Mexico- Former Mexican President Enrique Peña Nieto, along with the Secretaries of Finance, Luis Videgaray, Jose Antonio Meade and José Antonio González Anaya, as well as the Secretary of Energy, Pedro Joaquín Coldwell and the directors of Pemex granted a fortune to the credit rating agencies:

Standard & Poor’s received 500 thousand dollars.

Moody’s 450 thousand dollars.

Fitch Rating 350 thousand dollars

In total, $1,300,000 dollars were allocated, that is, 25 million 650 thousand pesos, according to information obtained in the transparency department portal.

In this way, the agencies corresponded, in a quid pro quo matter, to the generosity of the administration, granting favorable opinions on the energy reform.

An example of this is the opinion issued on December 20, 2013 by Standard & Poor’s Rating Services, where the ratings on a global scale of credit risk and long-term debt in foreign currency rose from BBB to BBB+, and in local currency of A- to A, from Petróleos Mexicanos (Pemex).

Also the ratings of Pemex's subsidiaries, PMI Trading, PMI North America and MGI Supply Ltd. also rose (global scale, foreign currency, BBB + / stable and local currency, A / stable).
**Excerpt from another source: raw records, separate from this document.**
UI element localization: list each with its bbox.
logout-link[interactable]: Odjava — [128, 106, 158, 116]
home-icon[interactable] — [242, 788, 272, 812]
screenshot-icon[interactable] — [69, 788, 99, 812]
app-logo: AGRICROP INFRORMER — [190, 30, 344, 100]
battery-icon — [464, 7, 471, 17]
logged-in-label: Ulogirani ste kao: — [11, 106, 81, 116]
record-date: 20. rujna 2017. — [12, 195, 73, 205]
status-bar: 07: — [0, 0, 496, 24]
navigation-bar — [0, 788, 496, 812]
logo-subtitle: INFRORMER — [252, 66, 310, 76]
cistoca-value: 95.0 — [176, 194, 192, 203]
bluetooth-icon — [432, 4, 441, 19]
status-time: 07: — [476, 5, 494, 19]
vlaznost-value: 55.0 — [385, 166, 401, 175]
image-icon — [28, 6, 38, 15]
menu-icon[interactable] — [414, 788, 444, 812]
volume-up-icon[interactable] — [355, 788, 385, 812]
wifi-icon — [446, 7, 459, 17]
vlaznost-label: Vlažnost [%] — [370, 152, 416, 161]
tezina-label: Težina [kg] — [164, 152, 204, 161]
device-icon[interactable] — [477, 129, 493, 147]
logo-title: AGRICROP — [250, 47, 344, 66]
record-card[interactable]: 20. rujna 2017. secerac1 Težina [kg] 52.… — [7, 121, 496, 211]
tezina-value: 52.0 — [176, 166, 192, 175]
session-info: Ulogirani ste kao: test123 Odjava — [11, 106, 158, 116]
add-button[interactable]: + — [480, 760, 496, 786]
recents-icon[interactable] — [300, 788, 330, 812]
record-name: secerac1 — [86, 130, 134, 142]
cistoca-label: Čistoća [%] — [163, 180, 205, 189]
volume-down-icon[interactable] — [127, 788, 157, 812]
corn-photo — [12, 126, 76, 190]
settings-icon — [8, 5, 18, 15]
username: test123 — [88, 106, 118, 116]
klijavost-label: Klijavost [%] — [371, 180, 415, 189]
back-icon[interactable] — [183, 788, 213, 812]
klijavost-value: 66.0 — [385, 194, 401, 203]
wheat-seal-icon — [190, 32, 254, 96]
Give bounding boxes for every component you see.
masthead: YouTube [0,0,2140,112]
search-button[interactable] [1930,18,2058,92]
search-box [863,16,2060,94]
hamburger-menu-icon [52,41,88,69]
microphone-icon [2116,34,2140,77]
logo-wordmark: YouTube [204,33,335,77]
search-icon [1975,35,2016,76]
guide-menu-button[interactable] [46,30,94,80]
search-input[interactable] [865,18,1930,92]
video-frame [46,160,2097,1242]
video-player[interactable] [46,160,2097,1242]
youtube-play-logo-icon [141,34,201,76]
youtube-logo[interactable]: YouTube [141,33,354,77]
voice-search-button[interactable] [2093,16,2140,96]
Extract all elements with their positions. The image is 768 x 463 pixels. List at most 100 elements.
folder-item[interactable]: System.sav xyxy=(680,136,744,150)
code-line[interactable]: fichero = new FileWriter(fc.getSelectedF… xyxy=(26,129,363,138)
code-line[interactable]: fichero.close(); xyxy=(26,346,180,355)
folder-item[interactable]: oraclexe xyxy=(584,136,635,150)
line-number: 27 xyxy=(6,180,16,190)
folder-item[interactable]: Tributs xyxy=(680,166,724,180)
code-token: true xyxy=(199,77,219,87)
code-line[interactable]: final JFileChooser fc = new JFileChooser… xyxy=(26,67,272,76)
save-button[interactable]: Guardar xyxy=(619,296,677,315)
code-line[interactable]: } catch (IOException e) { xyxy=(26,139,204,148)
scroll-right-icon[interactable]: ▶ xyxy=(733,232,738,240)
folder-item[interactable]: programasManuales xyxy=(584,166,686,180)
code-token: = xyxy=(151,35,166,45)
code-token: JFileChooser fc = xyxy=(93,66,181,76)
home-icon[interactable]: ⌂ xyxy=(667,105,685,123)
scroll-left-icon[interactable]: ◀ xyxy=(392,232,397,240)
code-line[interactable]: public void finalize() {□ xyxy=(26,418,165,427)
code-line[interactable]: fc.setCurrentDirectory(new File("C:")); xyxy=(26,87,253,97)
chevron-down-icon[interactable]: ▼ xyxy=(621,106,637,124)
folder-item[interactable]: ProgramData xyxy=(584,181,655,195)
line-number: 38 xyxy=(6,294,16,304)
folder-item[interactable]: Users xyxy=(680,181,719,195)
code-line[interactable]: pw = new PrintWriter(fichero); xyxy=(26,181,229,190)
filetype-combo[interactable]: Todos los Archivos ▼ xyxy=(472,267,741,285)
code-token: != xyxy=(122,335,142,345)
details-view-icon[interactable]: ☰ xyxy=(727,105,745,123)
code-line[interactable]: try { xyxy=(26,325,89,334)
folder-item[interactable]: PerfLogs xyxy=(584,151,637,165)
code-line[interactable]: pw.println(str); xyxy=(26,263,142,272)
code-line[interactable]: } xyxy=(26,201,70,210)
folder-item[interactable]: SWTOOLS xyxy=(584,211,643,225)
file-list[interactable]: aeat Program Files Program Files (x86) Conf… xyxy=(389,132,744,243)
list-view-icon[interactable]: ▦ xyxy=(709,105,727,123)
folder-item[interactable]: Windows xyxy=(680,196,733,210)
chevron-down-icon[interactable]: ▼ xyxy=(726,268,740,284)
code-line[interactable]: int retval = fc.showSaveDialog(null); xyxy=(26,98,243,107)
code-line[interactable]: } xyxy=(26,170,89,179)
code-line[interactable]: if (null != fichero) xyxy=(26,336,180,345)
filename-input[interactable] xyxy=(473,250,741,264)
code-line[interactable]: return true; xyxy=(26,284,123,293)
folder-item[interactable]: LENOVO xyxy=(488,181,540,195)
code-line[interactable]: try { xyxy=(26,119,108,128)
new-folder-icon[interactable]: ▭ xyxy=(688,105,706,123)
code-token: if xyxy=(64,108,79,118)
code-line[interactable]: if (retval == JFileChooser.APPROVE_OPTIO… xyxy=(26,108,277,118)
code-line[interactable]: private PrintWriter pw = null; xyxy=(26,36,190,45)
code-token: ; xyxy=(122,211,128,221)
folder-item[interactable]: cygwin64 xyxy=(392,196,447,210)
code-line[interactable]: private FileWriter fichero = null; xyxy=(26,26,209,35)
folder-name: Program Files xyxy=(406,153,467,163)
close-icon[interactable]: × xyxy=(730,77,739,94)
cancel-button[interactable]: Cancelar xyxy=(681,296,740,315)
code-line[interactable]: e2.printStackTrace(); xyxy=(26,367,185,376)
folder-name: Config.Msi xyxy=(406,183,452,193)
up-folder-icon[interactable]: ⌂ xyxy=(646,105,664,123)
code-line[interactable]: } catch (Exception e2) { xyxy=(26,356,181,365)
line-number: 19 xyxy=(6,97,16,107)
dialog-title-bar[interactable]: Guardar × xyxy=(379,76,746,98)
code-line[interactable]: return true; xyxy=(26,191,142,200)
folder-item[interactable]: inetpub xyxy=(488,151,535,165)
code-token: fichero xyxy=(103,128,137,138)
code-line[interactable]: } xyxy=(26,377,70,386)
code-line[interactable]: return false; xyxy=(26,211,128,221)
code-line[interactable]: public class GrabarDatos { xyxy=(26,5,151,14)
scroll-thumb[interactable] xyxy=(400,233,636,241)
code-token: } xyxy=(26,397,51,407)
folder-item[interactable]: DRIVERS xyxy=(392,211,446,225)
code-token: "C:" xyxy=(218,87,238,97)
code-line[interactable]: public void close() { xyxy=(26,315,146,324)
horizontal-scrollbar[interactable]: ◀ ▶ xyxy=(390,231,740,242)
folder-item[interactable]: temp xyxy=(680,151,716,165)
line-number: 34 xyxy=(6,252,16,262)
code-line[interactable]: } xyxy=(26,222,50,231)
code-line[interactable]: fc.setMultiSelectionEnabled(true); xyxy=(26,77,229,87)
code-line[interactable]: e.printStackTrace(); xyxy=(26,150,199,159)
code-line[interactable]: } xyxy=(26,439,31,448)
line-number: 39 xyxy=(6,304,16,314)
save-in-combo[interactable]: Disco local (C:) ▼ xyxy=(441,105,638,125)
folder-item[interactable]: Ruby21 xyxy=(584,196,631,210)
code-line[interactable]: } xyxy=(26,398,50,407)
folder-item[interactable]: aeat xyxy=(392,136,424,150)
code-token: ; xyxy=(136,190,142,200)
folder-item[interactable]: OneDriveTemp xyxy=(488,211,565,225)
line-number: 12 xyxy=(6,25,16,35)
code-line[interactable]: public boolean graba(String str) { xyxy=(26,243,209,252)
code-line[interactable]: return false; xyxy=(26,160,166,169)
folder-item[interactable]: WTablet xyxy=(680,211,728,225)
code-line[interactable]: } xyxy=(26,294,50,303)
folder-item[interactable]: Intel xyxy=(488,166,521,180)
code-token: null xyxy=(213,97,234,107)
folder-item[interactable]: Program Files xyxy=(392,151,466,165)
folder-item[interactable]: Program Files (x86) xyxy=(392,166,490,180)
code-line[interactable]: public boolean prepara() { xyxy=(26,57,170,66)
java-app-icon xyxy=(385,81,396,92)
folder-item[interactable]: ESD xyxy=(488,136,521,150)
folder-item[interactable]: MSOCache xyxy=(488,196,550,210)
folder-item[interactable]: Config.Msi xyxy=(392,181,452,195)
However, despite these qualifications, the truth is that both the Mexican government and the oil company did nothing more than borrow. At the end of the Peña Nieto administraro, the Government had a debt of 10 billion pesos, while that of Pemex exceeded $100 billion dollars.

And, although the contracts with the three rating agencies are not considered illegal, since they were carried out with the formalities of any company that charges for their services to their clients, their ethics are questioned.

Recently, having stopped receiving the imposing sums that the previous administration granted them, they have modified their outlook to be negative in terms of our country's capacity to pay its debt.

On Thursday, Fitch Rating released a statement in which it downgraded Pemex's rating, claiming that there is "weakness in the company's credit profile" and "slow government action to strengthen Pemex's capital structure."

In this regard, President Andrés Manuel López Obrador responded that the rating agencies have done a bad job because they have not taken into account various favors in their analysis and that, previously, when there was no investment in exploration or drilling of wells, they qualified Pemex very well.